Negara memiliki andil dalam menjaga keamanan terhadap kekerasan yang makin marak agar tidak menimbulkan pertanyaan “di manakah peran negara dalam menjamin rasa aman?”
Oleh: Anisa Fitri Mustika Bela
Hidayatullah.com | ADA peningkatan kekerasan yang dialami anak Indonesia sepanjang Januari 2022. Kementerian Pemberdayaan Perempuan dan Perlindungan anak (KemenPPPA) melaporkan 797 anak yang menjadi korban kekerasan seksual sepanjang Januari 2022.
Jumlah tersebut setara dengan 9,13 persen dari total anak korban kekerasan seksual pada tahun 2021 lalu yang mencapai 8.730. Ribuan anak yang mestinya mendapatkan perlindungan dan jaminan keamanan justru mengalami nasib naas yang akan menimbulkan trauma bagi mereka hingga dewasa.
Keluarga merupakan struktur terkecil masyarakat memiliki peran yang salah satunya menjamin rasa aman. Sayangnya peran itu hilang tatkala tragedi orang tua membunuh anaknya, orang tua melakukan pelecehan seksual terhadap anaknya, dan tragedi anak mengalami kekerasan dalam rumah tangga kerap terjadi.
Apabila mencari jaminan keamanan di lingkungan masyarakat yang juga memiliki peran menjamin rasa aman tidak dapat terwujudkan lantaran lebih banyak lagi tragedi kekerasan yang terjadi di lingkungan masyarakat. Lembaga keamanan dan kemasyarakatan yang mestinya bertugas sebagai pemberi perlindungan dan jaminan keamanan justru tidak menanggapi kasus kekerasan yang menimpa korban apabila tidak ada kesaksian dari pihak lain.

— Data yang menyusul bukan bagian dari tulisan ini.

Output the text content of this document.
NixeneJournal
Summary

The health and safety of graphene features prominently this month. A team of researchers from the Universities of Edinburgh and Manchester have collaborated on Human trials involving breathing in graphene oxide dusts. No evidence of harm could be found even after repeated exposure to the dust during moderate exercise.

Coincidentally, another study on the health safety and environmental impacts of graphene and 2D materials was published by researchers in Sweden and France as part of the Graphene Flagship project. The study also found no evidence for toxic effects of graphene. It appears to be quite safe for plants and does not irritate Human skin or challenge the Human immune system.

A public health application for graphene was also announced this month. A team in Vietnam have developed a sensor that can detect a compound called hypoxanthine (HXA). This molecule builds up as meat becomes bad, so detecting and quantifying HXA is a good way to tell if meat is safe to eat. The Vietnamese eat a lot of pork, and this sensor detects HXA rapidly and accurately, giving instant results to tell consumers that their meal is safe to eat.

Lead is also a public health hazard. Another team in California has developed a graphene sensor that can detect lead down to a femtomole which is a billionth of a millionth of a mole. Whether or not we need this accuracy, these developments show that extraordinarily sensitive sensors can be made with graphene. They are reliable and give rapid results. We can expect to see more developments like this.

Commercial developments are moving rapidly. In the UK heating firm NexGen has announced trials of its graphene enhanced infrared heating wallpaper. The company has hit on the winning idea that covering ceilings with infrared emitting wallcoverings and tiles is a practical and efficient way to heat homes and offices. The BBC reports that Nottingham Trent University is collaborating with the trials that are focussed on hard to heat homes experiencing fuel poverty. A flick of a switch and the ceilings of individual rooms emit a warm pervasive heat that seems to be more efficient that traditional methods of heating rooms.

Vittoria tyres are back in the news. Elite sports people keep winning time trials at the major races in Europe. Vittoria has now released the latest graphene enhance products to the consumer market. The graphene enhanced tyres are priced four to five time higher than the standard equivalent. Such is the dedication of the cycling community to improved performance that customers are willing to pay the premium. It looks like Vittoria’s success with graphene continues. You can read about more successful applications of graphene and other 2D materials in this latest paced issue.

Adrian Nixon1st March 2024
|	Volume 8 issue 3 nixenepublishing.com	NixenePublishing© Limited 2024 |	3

Seolah terkesan “Kerjaan saya sudah banyak ngapain Saya mengurusi kasus yang belum jelas ada saksinya atau tidak”. Hal inilah yang membuat korban takut melaporkan kepada pihak lain. Apalagi media turut berperan membocorkan tragedi yang mereka alami yang membuat korban takut kekerasan yang menimpanya tersebar sebagai aib baginya.
Memang terkadang ada kejadian dimana masyarakat turut andil membantu korban apabila kekerasan tertangkap basah warga sekitar, walaupun berakhir dengan warga main hakim sendiri hingga menimbulkan permasalahan lainnya. Seolah warga tidak percaya dengan pihak kepolisian untuk mengusut tuntas kasus tersebut.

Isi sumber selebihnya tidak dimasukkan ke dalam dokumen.